When most people talk about race, they mean Black, White, and Asian, but the older definition means subgroups within those three categories, like the Celtic, Slavic, and Nordic people. Semites are a true race by that older definition, and they fall into the Caucasian, or White, racial group. The Arabs, Egyptians, and all the other Mid East people are also Semites, except for the Persians, or Iranians, who originated in Kazakhstan. Also from Kazakhstan, or somewhere around there, came many of the Eastern European Jews. History and legend get kind of mixed together here, but there was a Pagan tribe or race that was caught between the Nordic Christians and the Turkic Muslims to their south. Both sides were putting pressure on them to convert to their religion, but they weaseled out of it by becoming Jews. Later, their country was over run by somebody, and many of the refugees ended up in Eastern Europe. I read this in a borrowed book a long time ago, but I don't remember the title or the author, and the guy I borrowed it from has since died. This might make a good weekend research project, I'm sure that Wiki must have something about it. The people in question were called Kazars, or something like that.
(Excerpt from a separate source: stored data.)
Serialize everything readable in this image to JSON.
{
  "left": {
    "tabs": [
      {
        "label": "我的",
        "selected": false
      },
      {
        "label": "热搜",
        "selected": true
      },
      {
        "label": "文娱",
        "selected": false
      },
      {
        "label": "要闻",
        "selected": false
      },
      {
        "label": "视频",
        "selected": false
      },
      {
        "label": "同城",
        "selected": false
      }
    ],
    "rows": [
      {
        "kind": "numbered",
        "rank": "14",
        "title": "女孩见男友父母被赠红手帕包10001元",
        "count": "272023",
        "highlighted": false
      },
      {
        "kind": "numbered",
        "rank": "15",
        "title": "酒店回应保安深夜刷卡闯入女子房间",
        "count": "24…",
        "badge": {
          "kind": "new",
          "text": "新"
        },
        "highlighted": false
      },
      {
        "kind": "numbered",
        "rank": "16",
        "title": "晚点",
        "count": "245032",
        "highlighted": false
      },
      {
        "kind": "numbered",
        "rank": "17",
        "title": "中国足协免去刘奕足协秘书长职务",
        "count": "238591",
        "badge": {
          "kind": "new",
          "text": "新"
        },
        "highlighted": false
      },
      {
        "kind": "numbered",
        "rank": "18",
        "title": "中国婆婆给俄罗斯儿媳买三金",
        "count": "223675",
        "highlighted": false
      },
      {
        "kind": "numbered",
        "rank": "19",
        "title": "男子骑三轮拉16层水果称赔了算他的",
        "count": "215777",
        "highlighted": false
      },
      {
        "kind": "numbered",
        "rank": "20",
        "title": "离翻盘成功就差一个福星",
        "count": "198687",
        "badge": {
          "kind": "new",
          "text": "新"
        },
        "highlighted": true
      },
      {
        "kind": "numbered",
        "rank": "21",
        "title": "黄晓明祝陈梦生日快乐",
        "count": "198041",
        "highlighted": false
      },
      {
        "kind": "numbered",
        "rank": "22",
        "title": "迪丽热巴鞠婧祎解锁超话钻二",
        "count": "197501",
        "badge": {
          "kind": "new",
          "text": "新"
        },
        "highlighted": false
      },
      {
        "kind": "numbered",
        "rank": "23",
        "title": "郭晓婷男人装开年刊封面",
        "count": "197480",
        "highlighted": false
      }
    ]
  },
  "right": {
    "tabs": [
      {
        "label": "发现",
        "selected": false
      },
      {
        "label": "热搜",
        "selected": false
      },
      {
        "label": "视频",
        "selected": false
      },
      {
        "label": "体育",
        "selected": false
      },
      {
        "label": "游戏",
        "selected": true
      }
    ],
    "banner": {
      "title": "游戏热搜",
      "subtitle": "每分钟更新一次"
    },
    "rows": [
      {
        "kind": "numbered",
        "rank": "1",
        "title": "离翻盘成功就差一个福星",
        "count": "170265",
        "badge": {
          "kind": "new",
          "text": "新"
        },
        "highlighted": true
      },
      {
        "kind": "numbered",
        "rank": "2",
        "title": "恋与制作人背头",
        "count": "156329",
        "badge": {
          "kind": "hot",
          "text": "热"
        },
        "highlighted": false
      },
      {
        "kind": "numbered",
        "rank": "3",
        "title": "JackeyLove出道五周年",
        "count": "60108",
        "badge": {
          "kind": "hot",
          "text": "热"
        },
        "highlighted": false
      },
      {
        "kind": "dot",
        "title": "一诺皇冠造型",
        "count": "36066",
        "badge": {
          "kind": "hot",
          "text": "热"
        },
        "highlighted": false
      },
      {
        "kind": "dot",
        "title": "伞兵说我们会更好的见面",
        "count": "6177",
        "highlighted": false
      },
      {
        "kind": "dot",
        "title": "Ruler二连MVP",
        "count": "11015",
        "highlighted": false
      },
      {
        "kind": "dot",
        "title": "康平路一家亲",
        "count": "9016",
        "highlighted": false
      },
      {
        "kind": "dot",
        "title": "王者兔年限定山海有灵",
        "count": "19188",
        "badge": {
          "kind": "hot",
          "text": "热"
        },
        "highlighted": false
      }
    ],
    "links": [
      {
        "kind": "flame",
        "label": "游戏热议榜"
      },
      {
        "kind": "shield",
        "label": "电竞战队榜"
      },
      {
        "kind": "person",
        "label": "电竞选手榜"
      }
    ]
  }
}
The term "white" doesn't always mean a race, or at least it didn't used to. I remember from the novel "The Virginian" by Owen Wister where this one guy says, "I've got a French name, but I'm white." and this other guy responds, "I'll say you're white!" I think this was meant as a compliment, something like "You're okay in my book!". I have heard people in real life say, "That's mighty white of you." to mean "That was a good thing you did." Also in real life, I have heard the Arabs called "Sand Niggers". Of course you and I would never use a derogatory term like that, but I have heard other people use it. Anyway you look at it, this racial stuff is not all black and white.
I don't want to rule the world, but I wouldn't mind being a consultant to the guy who does. Consultants get to tell people what to do and, if it doesn't work out so well, they can usually evade the consequences.